Si una fuente trae cien candidatos y otra trae veinte, no significa que la primera sea mejor. La diferencia real aparece cuando mides qué tantos completan screening, siguen respondiendo y avanzan hacia entrevista o contratación.
Por qué medir volumen no es suficiente
El volumen por sí solo puede esconder ruido. Una fuente puede inflar tu entrada, pero también puede consumir mucho tiempo del equipo si trae poco ajuste, mala continuidad o conversaciones que nunca pasan de la primera etapa.

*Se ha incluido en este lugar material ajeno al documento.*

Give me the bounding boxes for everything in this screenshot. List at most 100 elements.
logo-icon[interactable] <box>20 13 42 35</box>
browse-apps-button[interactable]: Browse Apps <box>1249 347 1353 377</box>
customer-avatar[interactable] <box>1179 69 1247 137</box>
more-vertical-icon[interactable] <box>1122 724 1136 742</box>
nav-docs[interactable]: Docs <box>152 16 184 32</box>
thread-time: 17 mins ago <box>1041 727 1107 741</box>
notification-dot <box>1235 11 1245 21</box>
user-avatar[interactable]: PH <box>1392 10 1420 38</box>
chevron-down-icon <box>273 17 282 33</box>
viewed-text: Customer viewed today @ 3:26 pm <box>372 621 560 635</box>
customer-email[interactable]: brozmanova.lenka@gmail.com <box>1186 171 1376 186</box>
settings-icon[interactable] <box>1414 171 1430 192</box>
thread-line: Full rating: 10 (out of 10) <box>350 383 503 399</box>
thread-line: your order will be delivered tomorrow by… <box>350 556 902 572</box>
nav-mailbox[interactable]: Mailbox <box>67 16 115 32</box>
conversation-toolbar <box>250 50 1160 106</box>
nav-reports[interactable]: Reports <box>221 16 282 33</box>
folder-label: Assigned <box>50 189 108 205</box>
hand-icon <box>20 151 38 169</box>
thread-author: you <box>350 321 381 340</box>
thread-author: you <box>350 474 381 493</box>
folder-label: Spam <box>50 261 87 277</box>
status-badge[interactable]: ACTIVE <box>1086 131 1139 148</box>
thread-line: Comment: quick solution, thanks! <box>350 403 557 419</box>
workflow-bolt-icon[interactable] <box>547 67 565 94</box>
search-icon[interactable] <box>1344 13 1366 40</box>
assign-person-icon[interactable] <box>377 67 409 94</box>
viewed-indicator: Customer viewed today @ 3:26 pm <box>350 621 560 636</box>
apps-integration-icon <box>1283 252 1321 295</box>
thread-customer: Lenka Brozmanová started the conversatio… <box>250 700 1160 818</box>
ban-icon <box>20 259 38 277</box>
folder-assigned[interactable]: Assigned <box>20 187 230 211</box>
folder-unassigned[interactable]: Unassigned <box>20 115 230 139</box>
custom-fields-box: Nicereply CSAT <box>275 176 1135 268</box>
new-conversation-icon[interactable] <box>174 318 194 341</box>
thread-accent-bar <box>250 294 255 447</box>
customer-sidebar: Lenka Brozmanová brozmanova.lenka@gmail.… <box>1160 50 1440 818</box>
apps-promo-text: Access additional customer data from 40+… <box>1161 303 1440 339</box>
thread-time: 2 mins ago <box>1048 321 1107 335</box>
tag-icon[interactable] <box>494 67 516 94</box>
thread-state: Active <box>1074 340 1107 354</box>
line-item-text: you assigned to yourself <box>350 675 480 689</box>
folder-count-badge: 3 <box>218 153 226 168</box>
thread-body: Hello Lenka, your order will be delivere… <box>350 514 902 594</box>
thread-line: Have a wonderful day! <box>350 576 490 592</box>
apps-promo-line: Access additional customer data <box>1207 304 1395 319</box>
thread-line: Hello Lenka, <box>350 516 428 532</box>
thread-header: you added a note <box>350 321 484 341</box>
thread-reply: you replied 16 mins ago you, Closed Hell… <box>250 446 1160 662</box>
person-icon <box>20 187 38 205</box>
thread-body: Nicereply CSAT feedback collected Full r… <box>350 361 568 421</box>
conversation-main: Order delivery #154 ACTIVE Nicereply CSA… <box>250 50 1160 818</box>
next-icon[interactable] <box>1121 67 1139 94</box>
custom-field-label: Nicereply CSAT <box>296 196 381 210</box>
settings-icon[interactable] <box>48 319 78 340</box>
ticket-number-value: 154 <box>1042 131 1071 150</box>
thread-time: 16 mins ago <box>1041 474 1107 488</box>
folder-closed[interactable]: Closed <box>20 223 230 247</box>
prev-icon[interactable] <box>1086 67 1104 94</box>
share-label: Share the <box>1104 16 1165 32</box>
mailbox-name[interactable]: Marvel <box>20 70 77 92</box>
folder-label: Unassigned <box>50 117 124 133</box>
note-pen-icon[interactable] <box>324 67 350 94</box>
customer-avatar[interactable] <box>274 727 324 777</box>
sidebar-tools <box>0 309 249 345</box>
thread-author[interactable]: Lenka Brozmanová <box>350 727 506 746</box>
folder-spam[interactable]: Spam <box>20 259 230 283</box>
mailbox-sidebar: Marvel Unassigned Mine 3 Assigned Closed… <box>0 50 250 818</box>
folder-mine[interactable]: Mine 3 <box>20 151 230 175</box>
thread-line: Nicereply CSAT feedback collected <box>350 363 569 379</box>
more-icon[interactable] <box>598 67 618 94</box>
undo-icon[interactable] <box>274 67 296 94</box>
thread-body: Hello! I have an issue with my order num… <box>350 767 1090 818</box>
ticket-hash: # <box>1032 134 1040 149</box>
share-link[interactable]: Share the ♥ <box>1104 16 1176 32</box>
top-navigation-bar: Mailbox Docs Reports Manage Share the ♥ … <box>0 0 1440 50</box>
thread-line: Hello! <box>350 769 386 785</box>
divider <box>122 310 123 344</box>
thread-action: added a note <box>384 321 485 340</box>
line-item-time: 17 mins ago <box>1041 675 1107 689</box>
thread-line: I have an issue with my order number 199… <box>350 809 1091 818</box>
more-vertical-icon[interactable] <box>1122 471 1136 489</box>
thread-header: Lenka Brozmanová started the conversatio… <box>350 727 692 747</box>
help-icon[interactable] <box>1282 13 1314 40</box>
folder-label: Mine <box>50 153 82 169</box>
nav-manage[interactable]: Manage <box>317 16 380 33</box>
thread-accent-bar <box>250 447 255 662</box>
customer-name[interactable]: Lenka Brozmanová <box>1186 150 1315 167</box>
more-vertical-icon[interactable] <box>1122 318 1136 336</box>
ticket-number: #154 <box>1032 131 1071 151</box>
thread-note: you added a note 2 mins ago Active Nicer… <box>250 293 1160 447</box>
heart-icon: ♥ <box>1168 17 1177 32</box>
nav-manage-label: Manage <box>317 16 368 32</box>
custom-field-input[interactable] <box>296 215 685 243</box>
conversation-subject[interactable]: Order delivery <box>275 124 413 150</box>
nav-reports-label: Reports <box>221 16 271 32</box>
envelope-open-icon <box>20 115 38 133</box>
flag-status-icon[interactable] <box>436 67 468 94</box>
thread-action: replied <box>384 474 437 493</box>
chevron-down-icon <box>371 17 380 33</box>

una buena fuente no es la que trae más mensajes. Es la que trae más candidatos que sí valen la pena mover dentro del embudo.
Qué métricas sí ayudan a comparar fuentes de candidatos
- Tiempo a primera respuesta. Revela si la operación realmente alcanza a reaccionar a esa fuente.
- Screening completado por fuente. Mide cuántos pasan del interés inicial a un filtro útil.
- Avance a siguiente etapa. La métrica más directa para comparar calidad operativa.
- Continuidad del candidato. Cuántas personas siguen respondiendo después del primer contacto.
- Tiempo invertido por el equipo. Una fuente puede traer volumen, pero costar demasiado seguimiento manual.
Estas métricas funcionan mejor si se leen junto al embudo. Si quieres ver ese ángulo más a detalle, conviene revisar el embudo de reclutamiento.
Cómo detectar qué canal trae ruido y cuál trae avance real
La fuente ruidosa suele tener mucho volumen, poca continuidad y bajo avance. La fuente útil no siempre es la más grande, pero sí la que te deja mover candidatos con menos fricción y más trazabilidad.
- Ruido típico: muchos mensajes, poco screening completo, seguimiento roto.
- Señal útil: menos entrada, pero más personas que sí avanzan a entrevista o siguiente paso.
- Alerta operativa: una fuente que obliga al equipo a hacer demasiado retrabajo.
Cómo usar esas métricas para decidir mejor
1. Deja de mirar sólo “candidatos nuevos”
Ese número sigue sirviendo, pero solo como referencia inicial. La decisión real viene al compararlo con avance y continuidad.
2. Lee cada fuente según el contexto de la vacante
No todas las fuentes cumplen el mismo rol. Si estás comparando canales, te sirve tener una base más amplia sobre fuentes de reclutamiento.
3. Une fuente con operación
Una fuente puede parecer buena hasta que la metes a una operación con backlog, handoffs rotos o saturación. Ahí aparece el costo real. Ese patrón se vuelve claro cuando ya existe reclutamiento masivo.
4. Usa las métricas para decidir dónde automatizar
Si una fuente genera intención útil, pero el seguimiento se cae, el problema ya no es la fuente. El problema es la continuidad. Ahí conviene revisar cómo automatizar el seguimiento de candidatos.
Combina volumen con screening completado para distinguir interés real de ruido.
Te deja ver qué fuente empuja más hacia entrevista o siguiente etapa.
Mide cuánto tiempo del equipo consume cada fuente para generar el mismo avance.
Dónde encaja Mingo para centralizar esta visibilidad
Mingo encaja cuando ya tienes varias fuentes activas y el problema es compararlas, responder a tiempo y no perder visibilidad de lo que sí avanza.
La ventaja no está solo en ver más candidatos. Está en poder leer mejor qué fuente vale la pena repetir, cuál necesita mejor seguimiento y cuál ya está costando demasiado esfuerzo manual.
Cuando esa lectura ya no cabe en hojas o chats sueltos, empieza a importar más contar con un CRM para reclutamiento o con un software de reclutamiento que sí centralice la operación.
¿Quieres aplicar esto a tu operación?
Te mostramos cómo centralizar fuentes, seguimiento y métricas para comparar mejor qué canal sí te está funcionando.
Preguntas frecuentes
¿Cuál es la mejor métrica para empezar?
Screening completado por fuente y avance a siguiente etapa. Juntas te dan una señal más útil que solo mirar volumen.
¿La fuente con más candidatos siempre gana?
No. Puede ser la más ruidosa o la más costosa para el equipo. Hay que medir avance y continuidad.
¿Esto sirve aunque use pocos canales?
Sí. Incluso con dos o tres fuentes ya vale la pena comparar qué canal genera más valor operativo y menos retrabajo.